LOS ANGELES — For the last 20 years, Araceli Garcia Damaso has been selling fruit in the shadow of a South Los Angeles clinic.

"I'm hanging in there," she said in Spanish.


What You Need To Know

  • There are an estimated 3 million people in California who are uninsured

  • There are an estimated 12 million people in California who are underinsured

  • AB 1400 would create a single-payer guaranteed health care program for all program called CalCare

  • Critics of the single-payer health care systems say it increases taxes, leads to longer wait times and lowers the overall quality of care

Survival has been Garcia's main focus, she said. Everything else has been left up to fate.

"What I pray to God for is health," she said.

Garcia sells to doctors and patients of the clinic and has access to an indigent care program. But Garcia, who is undocumented, poor and diabetic, has no health insurance.

"I don't expect anything from the government because I'm undocumented," she said.

Garcia, therefore, self-medicates often with over-the-counter drugs but has still ended up in the emergency room a handful of times. One time it was her husband who had appendicitis. More recently, it was Garcia when she had kidney stones.

"The pain was horrific," she said. "It was just like going into labor, on and on and on. I was bent over in pain."

The lack of power over one's health is frightening, Garcia added.

"It's something I wouldn't wish on anyone," she said as her eyes swelled up with tears.

An estimated 3 million people in California are uninsured, like Garcia, and another 12 million are underinsured. But Assemblymember Miguel Santiago, D-Los Angeles, introduced legislation that would change that.

"We want to create a health care system that would prioritize the health care of people over bottom line profits," he said.

To do that, Assembly Bill 1400 would create a single-payer guaranteed healthcare program for all, called CalCare. Critics of single-payer healthcare systems say the program increase taxes, lead to longer wait times and lowers the overall quality of care. But Santiago said that argument ignores the millions of people who currently don't have access to any real type of health care.

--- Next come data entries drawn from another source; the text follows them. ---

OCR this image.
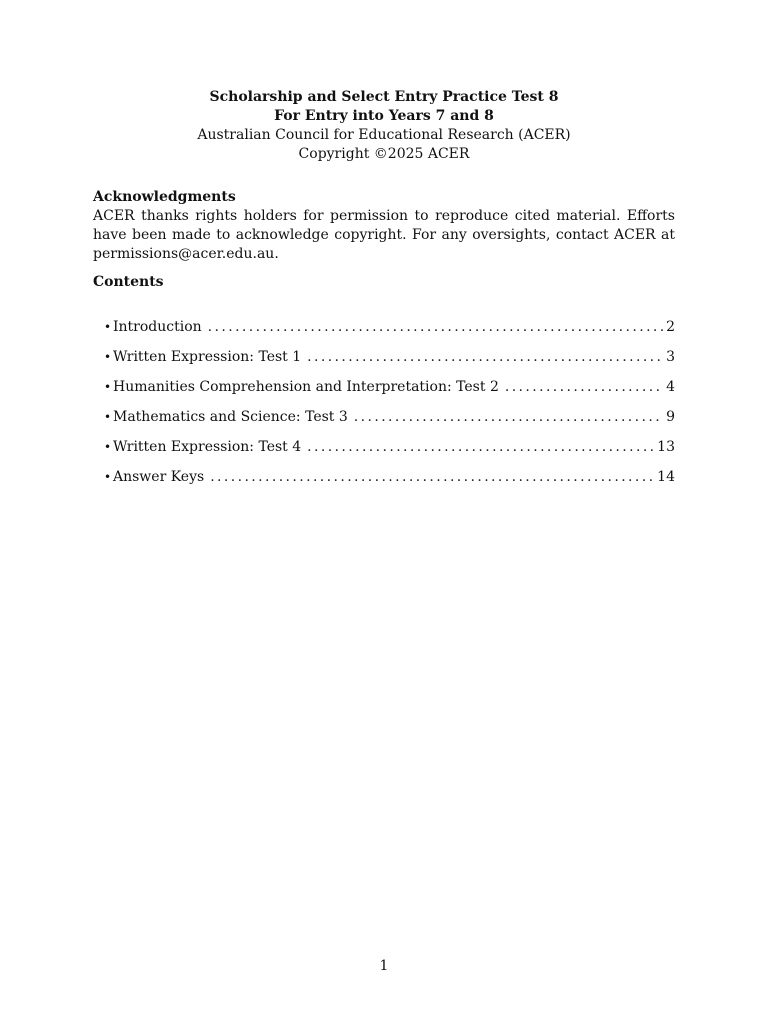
Scholarship and Select Entry Practice Test 8
For Entry into Years 7 and 8
Australian Council for Educational Research (ACER)
Copyright ©2025 ACER
Acknowledgments
ACER thanks rights holders for permission to reproduce cited material. Efforts have been made to acknowledge copyright. For any oversights, contact ACER at permissions@acer.edu.au.
Contents
• Introduction .....	2
• Written Expression: Test 1 .....	3
• Humanities Comprehension and Interpretation: Test 2 .....	4
• Mathematics and Science: Test 3 .....	9
• Written Expression: Test 4 .....	13
• Answer Keys .....	14
1
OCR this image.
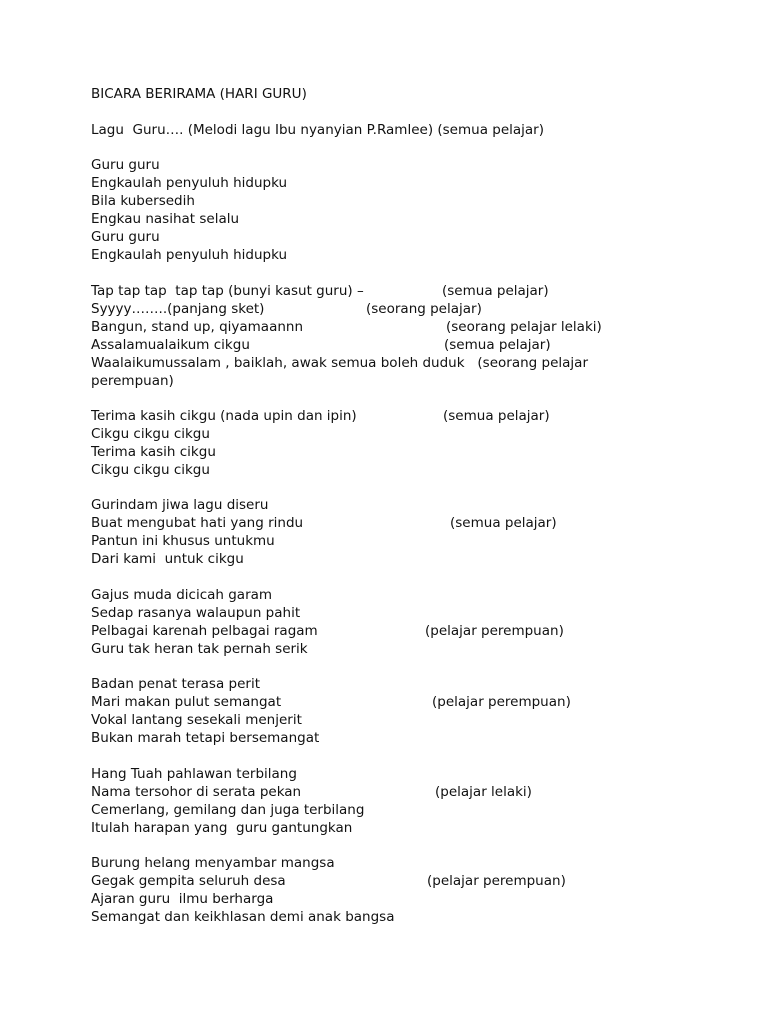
BICARA BERIRAMA (HARI GURU)
Lagu  Guru…. (Melodi lagu Ibu nyanyian P.Ramlee) (semua pelajar)
Guru guru
Engkaulah penyuluh hidupku
Bila kubersedih
Engkau nasihat selalu
Guru guru
Engkaulah penyuluh hidupku
Tap tap tap  tap tap (bunyi kasut guru) –	(semua pelajar)
Syyyy……..(panjang sket)	(seorang pelajar)
Bangun, stand up, qiyamaannn	(seorang pelajar lelaki)
Assalamualaikum cikgu	(semua pelajar)
Waalaikumussalam , baiklah, awak semua boleh duduk   (seorang pelajar
perempuan)
Terima kasih cikgu (nada upin dan ipin)	(semua pelajar)
Cikgu cikgu cikgu
Terima kasih cikgu
Cikgu cikgu cikgu
Gurindam jiwa lagu diseru
Buat mengubat hati yang rindu	(semua pelajar)
Pantun ini khusus untukmu
Dari kami  untuk cikgu
Gajus muda dicicah garam
Sedap rasanya walaupun pahit
Pelbagai karenah pelbagai ragam	(pelajar perempuan)
Guru tak heran tak pernah serik
Badan penat terasa perit
Mari makan pulut semangat	(pelajar perempuan)
Vokal lantang sesekali menjerit
Bukan marah tetapi bersemangat
Hang Tuah pahlawan terbilang
Nama tersohor di serata pekan	(pelajar lelaki)
Cemerlang, gemilang dan juga terbilang
Itulah harapan yang  guru gantungkan
Burung helang menyambar mangsa
Gegak gempita seluruh desa	(pelajar perempuan)
Ajaran guru  ilmu berharga
Semangat dan keikhlasan demi anak bangsa
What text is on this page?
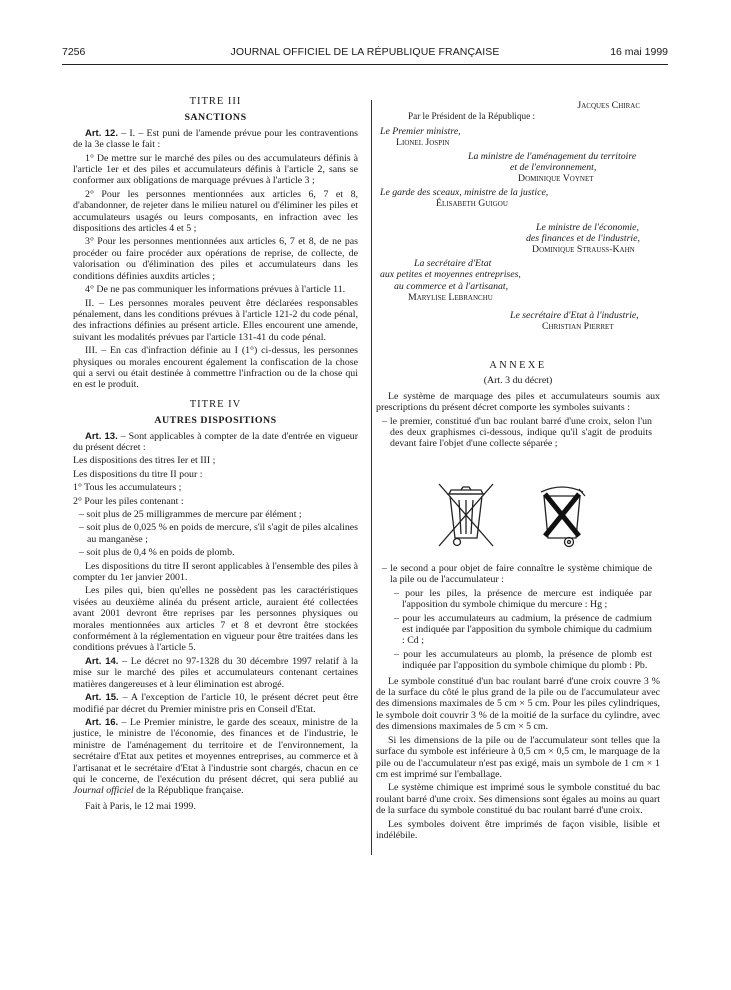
7256	JOURNAL OFFICIEL DE LA RÉPUBLIQUE FRANÇAISE	16 mai 1999

TITRE III

SANCTIONS

Art. 12. – I. – Est puni de l'amende prévue pour les contraventions de la 3e classe le fait :

1° De mettre sur le marché des piles ou des accumulateurs définis à l'article 1er et des piles et accumulateurs définis à l'article 2, sans se conformer aux obligations de marquage prévues à l'article 3 ;

2° Pour les personnes mentionnées aux articles 6, 7 et 8, d'abandonner, de rejeter dans le milieu naturel ou d'éliminer les piles et accumulateurs usagés ou leurs composants, en infraction avec les dispositions des articles 4 et 5 ;

3° Pour les personnes mentionnées aux articles 6, 7 et 8, de ne pas procéder ou faire procéder aux opérations de reprise, de collecte, de valorisation ou d'élimination des piles et accumulateurs dans les conditions définies auxdits articles ;

4° De ne pas communiquer les informations prévues à l'article 11.

II. – Les personnes morales peuvent être déclarées responsables pénalement, dans les conditions prévues à l'article 121-2 du code pénal, des infractions définies au présent article. Elles encourent une amende, suivant les modalités prévues par l'article 131-41 du code pénal.

III. – En cas d'infraction définie au I (1°) ci-dessus, les personnes physiques ou morales encourent également la confiscation de la chose qui a servi ou était destinée à commettre l'infraction ou de la chose qui en est le produit.

TITRE IV

AUTRES DISPOSITIONS

Art. 13. – Sont applicables à compter de la date d'entrée en vigueur du présent décret :

Les dispositions des titres Ier et III ;

Les dispositions du titre II pour :

1° Tous les accumulateurs ;

2° Pour les piles contenant :

– soit plus de 25 milligrammes de mercure par élément ;

– soit plus de 0,025 % en poids de mercure, s'il s'agit de piles alcalines au manganèse ;

– soit plus de 0,4 % en poids de plomb.

Les dispositions du titre II seront applicables à l'ensemble des piles à compter du 1er janvier 2001.

Les piles qui, bien qu'elles ne possèdent pas les caractéristiques visées au deuxième alinéa du présent article, auraient été collectées avant 2001 devront être reprises par les personnes physiques ou morales mentionnées aux articles 7 et 8 et devront être stockées conformément à la réglementation en vigueur pour être traitées dans les conditions prévues à l'article 5.

Art. 14. – Le décret no 97-1328 du 30 décembre 1997 relatif à la mise sur le marché des piles et accumulateurs contenant certaines matières dangereuses et à leur élimination est abrogé.

Art. 15. – A l'exception de l'article 10, le présent décret peut être modifié par décret du Premier ministre pris en Conseil d'Etat.

Art. 16. – Le Premier ministre, le garde des sceaux, ministre de la justice, le ministre de l'économie, des finances et de l'industrie, le ministre de l'aménagement du territoire et de l'environnement, la secrétaire d'Etat aux petites et moyennes entreprises, au commerce et à l'artisanat et le secrétaire d'Etat à l'industrie sont chargés, chacun en ce qui le concerne, de l'exécution du présent décret, qui sera publié au Journal officiel de la République française.

Fait à Paris, le 12 mai 1999.

Jacques Chirac
Par le Président de la République :
Le Premier ministre,
Lionel Jospin
La ministre de l'aménagement du territoire
et de l'environnement,
Dominique Voynet
Le garde des sceaux, ministre de la justice,
Élisabeth Guigou
Le ministre de l'économie,
des finances et de l'industrie,
Dominique Strauss-Kahn
La secrétaire d'Etat
aux petites et moyennes entreprises,
au commerce et à l'artisanat,
Marylise Lebranchu
Le secrétaire d'Etat à l'industrie,
Christian Pierret

ANNEXE

(Art. 3 du décret)

Le système de marquage des piles et accumulateurs soumis aux prescriptions du présent décret comporte les symboles suivants :

– le premier, constitué d'un bac roulant barré d'une croix, selon l'un des deux graphismes ci-dessous, indique qu'il s'agit de produits devant faire l'objet d'une collecte séparée ;

– le second a pour objet de faire connaître le système chimique de la pile ou de l'accumulateur :

– pour les piles, la présence de mercure est indiquée par l'apposition du symbole chimique du mercure : Hg ;

– pour les accumulateurs au cadmium, la présence de cadmium est indiquée par l'apposition du symbole chimique du cadmium : Cd ;

– pour les accumulateurs au plomb, la présence de plomb est indiquée par l'apposition du symbole chimique du plomb : Pb.

Le symbole constitué d'un bac roulant barré d'une croix couvre 3 % de la surface du côté le plus grand de la pile ou de l'accumulateur avec des dimensions maximales de 5 cm × 5 cm. Pour les piles cylindriques, le symbole doit couvrir 3 % de la moitié de la surface du cylindre, avec des dimensions maximales de 5 cm × 5 cm.

Si les dimensions de la pile ou de l'accumulateur sont telles que la surface du symbole est inférieure à 0,5 cm × 0,5 cm, le marquage de la pile ou de l'accumulateur n'est pas exigé, mais un symbole de 1 cm × 1 cm est imprimé sur l'emballage.

Le système chimique est imprimé sous le symbole constitué du bac roulant barré d'une croix. Ses dimensions sont égales au moins au quart de la surface du symbole constitué du bac roulant barré d'une croix.

Les symboles doivent être imprimés de façon visible, lisible et indélébile.
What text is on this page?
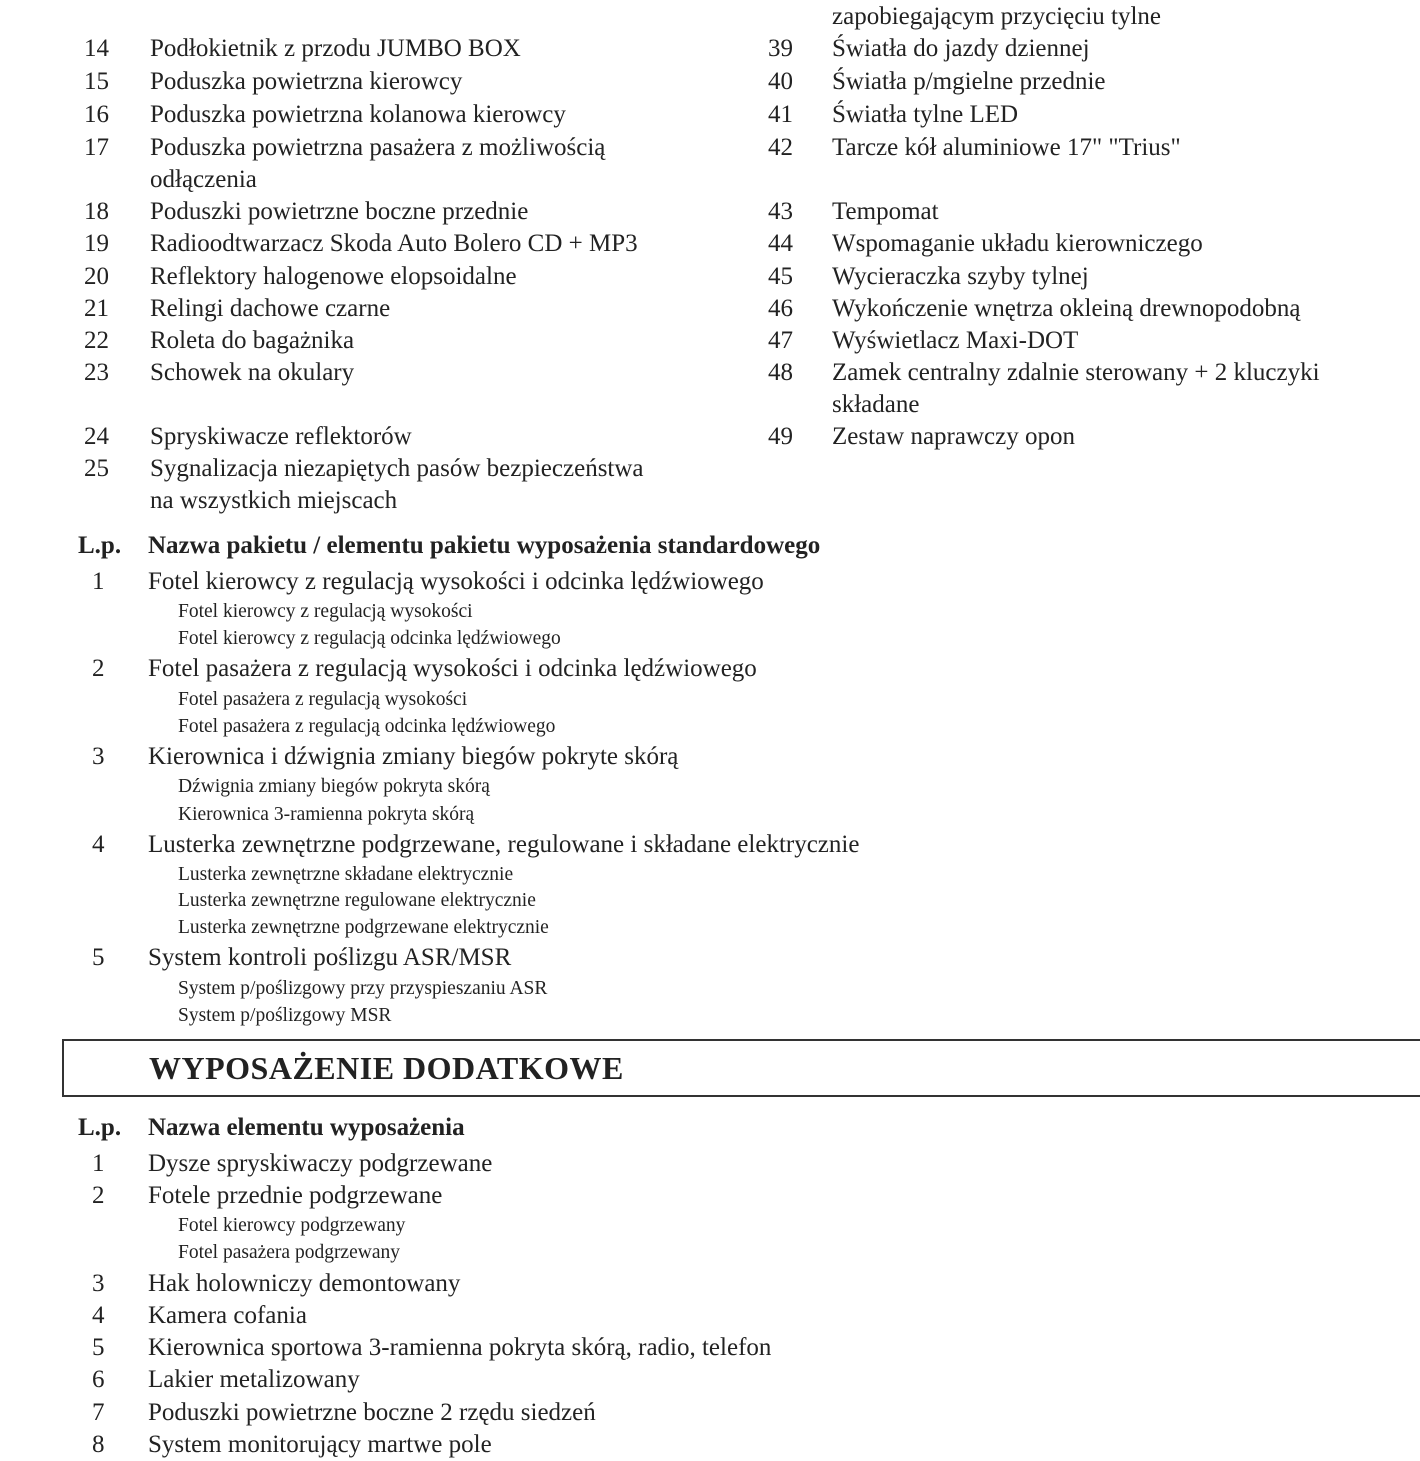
14	Podłokietnik z przodu JUMBO BOX
15	Poduszka powietrzna kierowcy
16	Poduszka powietrzna kolanowa kierowcy
17	Poduszka powietrzna pasażera z możliwością
odłączenia
18	Poduszki powietrzne boczne przednie
19	Radioodtwarzacz Skoda Auto Bolero CD + MP3
20	Reflektory halogenowe elopsoidalne
21	Relingi dachowe czarne
22	Roleta do bagażnika
23	Schowek na okulary
24	Spryskiwacze reflektorów
25	Sygnalizacja niezapiętych pasów bezpieczeństwa
na wszystkich miejscach
zapobiegającym przycięciu tylne
39	Światła do jazdy dziennej
40	Światła p/mgielne przednie
41	Światła tylne LED
42	Tarcze kół aluminiowe 17" "Trius"
43	Tempomat
44	Wspomaganie układu kierowniczego
45	Wycieraczka szyby tylnej
46	Wykończenie wnętrza okleiną drewnopodobną
47	Wyświetlacz Maxi-DOT
48	Zamek centralny zdalnie sterowany + 2 kluczyki
składane
49	Zestaw naprawczy opon
L.p.	Nazwa pakietu / elementu pakietu wyposażenia standardowego
1	Fotel kierowcy z regulacją wysokości i odcinka lędźwiowego
Fotel kierowcy z regulacją wysokości
Fotel kierowcy z regulacją odcinka lędźwiowego
2	Fotel pasażera z regulacją wysokości i odcinka lędźwiowego
Fotel pasażera z regulacją wysokości
Fotel pasażera z regulacją odcinka lędźwiowego
3	Kierownica i dźwignia zmiany biegów pokryte skórą
Dźwignia zmiany biegów pokryta skórą
Kierownica 3-ramienna pokryta skórą
4	Lusterka zewnętrzne podgrzewane, regulowane i składane elektrycznie
Lusterka zewnętrzne składane elektrycznie
Lusterka zewnętrzne regulowane elektrycznie
Lusterka zewnętrzne podgrzewane elektrycznie
5	System kontroli poślizgu ASR/MSR
System p/poślizgowy przy przyspieszaniu ASR
System p/poślizgowy MSR
WYPOSAŻENIE DODATKOWE
L.p.	Nazwa elementu wyposażenia
1	Dysze spryskiwaczy podgrzewane
2	Fotele przednie podgrzewane
Fotel kierowcy podgrzewany
Fotel pasażera podgrzewany
3	Hak holowniczy demontowany
4	Kamera cofania
5	Kierownica sportowa 3-ramienna pokryta skórą, radio, telefon
6	Lakier metalizowany
7	Poduszki powietrzne boczne 2 rzędu siedzeń
8	System monitorujący martwe pole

"There is no doubt when we talk to the average person that our healthcare system needs to change, particularly now," he said. "I stress again because the starting point for many people during the COVID crisis is that they didn't have health care."

The bill is sitting in committee for now, but Santiago hopes it can be worked, debated and voted on over the next year. The biggest hurdle, for now, is identifying how the program will be funded.

"There will be an upfront cost that will be significant, but we argue that the cost of health care today is significant," Santiago said. "And what we are looking at is a reduced price over the years, and a lot of that, I think, we're going to have to say would be on the preventive side."

Preventive medicine, along with health care, could help Garcia and millions more.

"I'm glad [this is in the works] because there are so many people that don't have it, and if it happens, it will be the work of angels," Garcia said.